Dia desses ouvi um o julgamento pessoal de que a morte da genitora é preferível à do feto. Fiquei chocada, claro! Cada dia entendo menos essa sociedade em que vivemos, tão materialista e vivendo sempre em função do capital, do lucro.

Há relatos históricos de que, se uma indígena brasileira estivesse em situação de perigo ou iminência de guerras entre tribos, elas abortavam. Elas guerreiam junto com toda a tribo e em outro momento engravidam novamente. Me parece muito mais lógico.

O feto só é mais importante do que a genitora na nossa sociedade, cristã e capitalista, na qual as mulheres não tem direitos de escolha sobre seus próprios corpos e que o sistema prefere a mão-de-obra mais jovem do que a mais velha. Só para registro: Nós mulheres, não somos fábricas de operários para o Sistema e nem muito menos posse ou produto para que a sociedade escolha o que faremos com nossas vidas!

Ninguém tem o direito de achar ou não-achar nada quando o assunto é o corpo da outra pessoa. As mulheres são livres, sempre fizeram aborto e vão continuar fazendo queira a sociedade brasileira assumir isso ou não. A questão não é concordar ou não com o aborto, a questão é que todos os anos, centenas de mulheres morrem ao fazer aborto ilegal.

Qual a nossa posição sobre isso? As mulheres ricas vão às clínicas particulares e fica tudo bem. Mas e as pobres? Não é dever do Estado, à quem essa mulher pagou impostos a vida inteira, atendê-la no pior momento de sua vida?

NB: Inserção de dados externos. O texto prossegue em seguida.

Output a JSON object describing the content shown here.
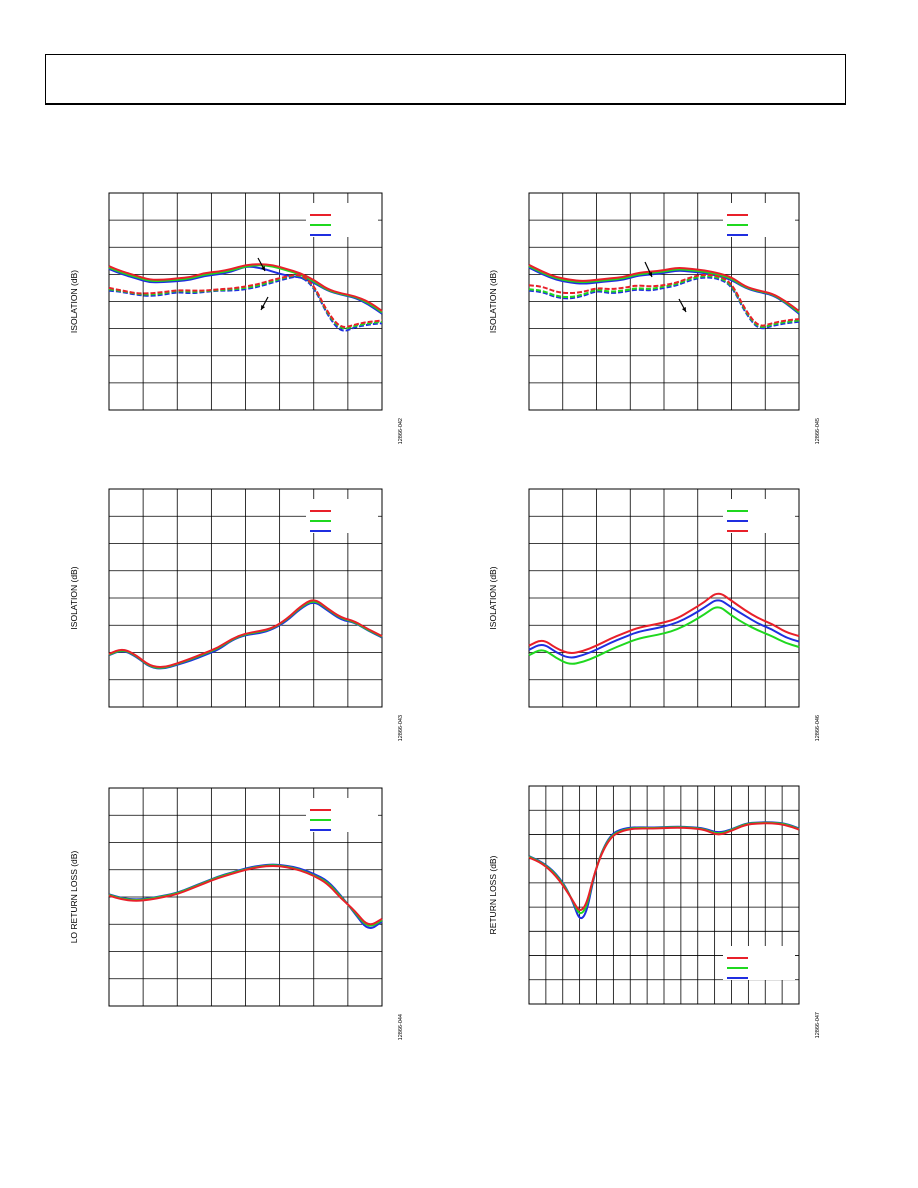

De Livre à Clandestina, no intervalo de um ciclo menstrual, 28 dias e sua vida estará mudada para sempre... Alguém sabe o que é isso? Alguém sabe o que é ser ridicularizada publicamente APENAS porque escolheu fazer o que bem entender com o próprio corpo, sem se preocupar com o que diz a Sociedade? Só uma mulher sabe o tamanho da pressão que sofre, inclusive de outras mulheres.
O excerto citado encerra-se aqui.